Medicinal… maybe that wasn’t a normal lotus leaf, a thought crept, spider-quiet.
“Yezi, what are you even worried about? If they can run in a downtown mall, they passed food safety. If you want actual SAN check cuisine, you won’t find it here,” Ling Yi said, cool as marble.
“Uh… fair point.” A cold bead slid down Yezi’s neck like rain. How had she not thought of that? This was a rule-of-law world; if the uncanny were real, the Organization upstairs would’ve monetized it already.

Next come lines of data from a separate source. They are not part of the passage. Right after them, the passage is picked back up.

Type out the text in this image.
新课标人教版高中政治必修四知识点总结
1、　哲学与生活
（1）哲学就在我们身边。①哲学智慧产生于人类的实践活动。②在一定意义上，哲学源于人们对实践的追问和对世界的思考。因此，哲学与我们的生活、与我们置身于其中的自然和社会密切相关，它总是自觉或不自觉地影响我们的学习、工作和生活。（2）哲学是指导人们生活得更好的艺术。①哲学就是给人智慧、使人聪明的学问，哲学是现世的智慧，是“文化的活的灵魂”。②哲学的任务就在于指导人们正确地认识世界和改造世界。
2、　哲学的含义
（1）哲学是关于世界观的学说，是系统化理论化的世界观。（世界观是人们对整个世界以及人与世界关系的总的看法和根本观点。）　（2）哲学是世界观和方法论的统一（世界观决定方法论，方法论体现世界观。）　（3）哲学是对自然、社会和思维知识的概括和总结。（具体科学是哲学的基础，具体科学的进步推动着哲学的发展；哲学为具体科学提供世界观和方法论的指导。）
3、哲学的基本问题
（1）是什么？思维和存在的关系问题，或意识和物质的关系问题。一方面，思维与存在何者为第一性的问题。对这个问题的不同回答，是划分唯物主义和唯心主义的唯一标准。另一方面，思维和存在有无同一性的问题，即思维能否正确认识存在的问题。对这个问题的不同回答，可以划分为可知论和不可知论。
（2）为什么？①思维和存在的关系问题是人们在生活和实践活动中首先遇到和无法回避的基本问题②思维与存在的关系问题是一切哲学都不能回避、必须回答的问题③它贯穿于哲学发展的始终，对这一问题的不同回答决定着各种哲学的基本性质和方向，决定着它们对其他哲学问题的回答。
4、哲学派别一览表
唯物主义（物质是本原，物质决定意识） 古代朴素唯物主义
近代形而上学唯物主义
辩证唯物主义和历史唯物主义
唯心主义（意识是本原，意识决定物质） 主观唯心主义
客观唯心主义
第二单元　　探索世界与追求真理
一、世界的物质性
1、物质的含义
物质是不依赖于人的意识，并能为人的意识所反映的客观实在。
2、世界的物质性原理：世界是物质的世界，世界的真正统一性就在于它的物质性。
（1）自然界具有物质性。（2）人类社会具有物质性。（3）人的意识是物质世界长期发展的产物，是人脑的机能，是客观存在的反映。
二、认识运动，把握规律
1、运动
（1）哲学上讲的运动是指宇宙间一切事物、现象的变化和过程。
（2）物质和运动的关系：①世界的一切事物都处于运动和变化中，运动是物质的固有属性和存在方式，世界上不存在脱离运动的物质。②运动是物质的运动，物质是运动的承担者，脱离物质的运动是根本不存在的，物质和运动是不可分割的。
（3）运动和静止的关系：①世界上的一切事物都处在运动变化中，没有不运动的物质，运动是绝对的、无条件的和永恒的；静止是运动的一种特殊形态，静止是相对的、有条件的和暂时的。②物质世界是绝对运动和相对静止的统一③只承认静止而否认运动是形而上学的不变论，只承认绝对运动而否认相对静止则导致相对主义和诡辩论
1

Zombies on generators, ghosts on payroll—they’d make it happen.
Relaxing, Yezi finally ate, flavor blooming like night flowers.
More dishes arrived in sequence, steam rising like morning mist. Yezi and Ling Ya loved the Moonbeast tentacles most; rumor said “moonbeast” was a gene-tweaked octopus that grew legs and walked on land. It still tasted juicy as spring water. Who knew what habits kept it that way.
…
Four men in overcoats and sunglasses walked in from the door, a block of moving black like a thunderhead.
“…?”
In her peripheral vision, a lump of night shifted. Yezi turned, and there they were—four out-of-season soldiers in matched coats.
This heat and overcoats? Not afraid of heat rash blooming like rashers?
“Table for four? This way, please—” The waiter, apparently used to greeting combatants straight off a shift with the Organization, didn’t blink. He guided them smoothly, a shepherd with wolves.
“I’m looking for your boss,” the lead man said, voice low as gravel.
“Sorry, the manager’s busy. If you need anything, tell me and—”
A steel blade kissed the waiter’s shoulder, cold as a river stone.
“I said, I’m looking for your boss.”
…
Oh, great. The sky finally cracked.
Yezi drew a breath, steadying herself like a reed after wind, and whispered into Ling Ya’s ear, “Told you something big was coming. My gut’s sharp.”
“Don’t be right here…” Ling Ya muttered, face pale as paper.
The restaurant fell silent in a flash, a pond under frost. Customers and staff stiffened, eyes cutting toward the storm’s eye.
Across the table, Ling Yi blinked hard, her gaze flipping like cards—Are you doing something? it asked. But however clever on ordinary days, Yezi was just a schoolgirl now, soft hands against bare steel. Words were paper boats in a flood.
She shook her head slowly. No way.
“You three! What’re you whispering about?” one of the men snapped, his boots thudding closer like drums.
He’d noticed them and was walking straight their way, shadow falling like a blade.
He lounged against the pillar by the table, lazy as a cat in noon heat.
He clocked the three as students; his guard dropped like a half-lowered visor; he just wanted to peacock.
One hand nested in his pocket like a burrow; the other lifted his shades, eyes baited like hooks.
“What, never seen someone from the life? Wanna play with daddy?”
That pocket definitely hid a weapon, a snake asleep.
Cold caution rose, a tide in her ribs.
Yekase chose to grin, swear she’d done nothing and called no cops, keep her skin intact—
Crack.
Her canine caught a stray peppercorn folded in the wasabi moon-beast tentacles, a grit under a wheel.
Numbness bloomed from the corner of her mouth, frost filming glass.
Ah—this shell could serve, a shard in flight.
…ptoo.
Before she knew it, her mouth spat the half-crushed pepper, sling-shot true for his eye.
—Ugh?! What the— my eye’s going numb—
She flipped her grip on the chopsticks, wood lightning in her fist.
Right hand flattened; she drove up from below, lifting the sky under his chin.
The tip punched through his lower jaw, pinning his tongue to his soft palate like a butterfly to cork.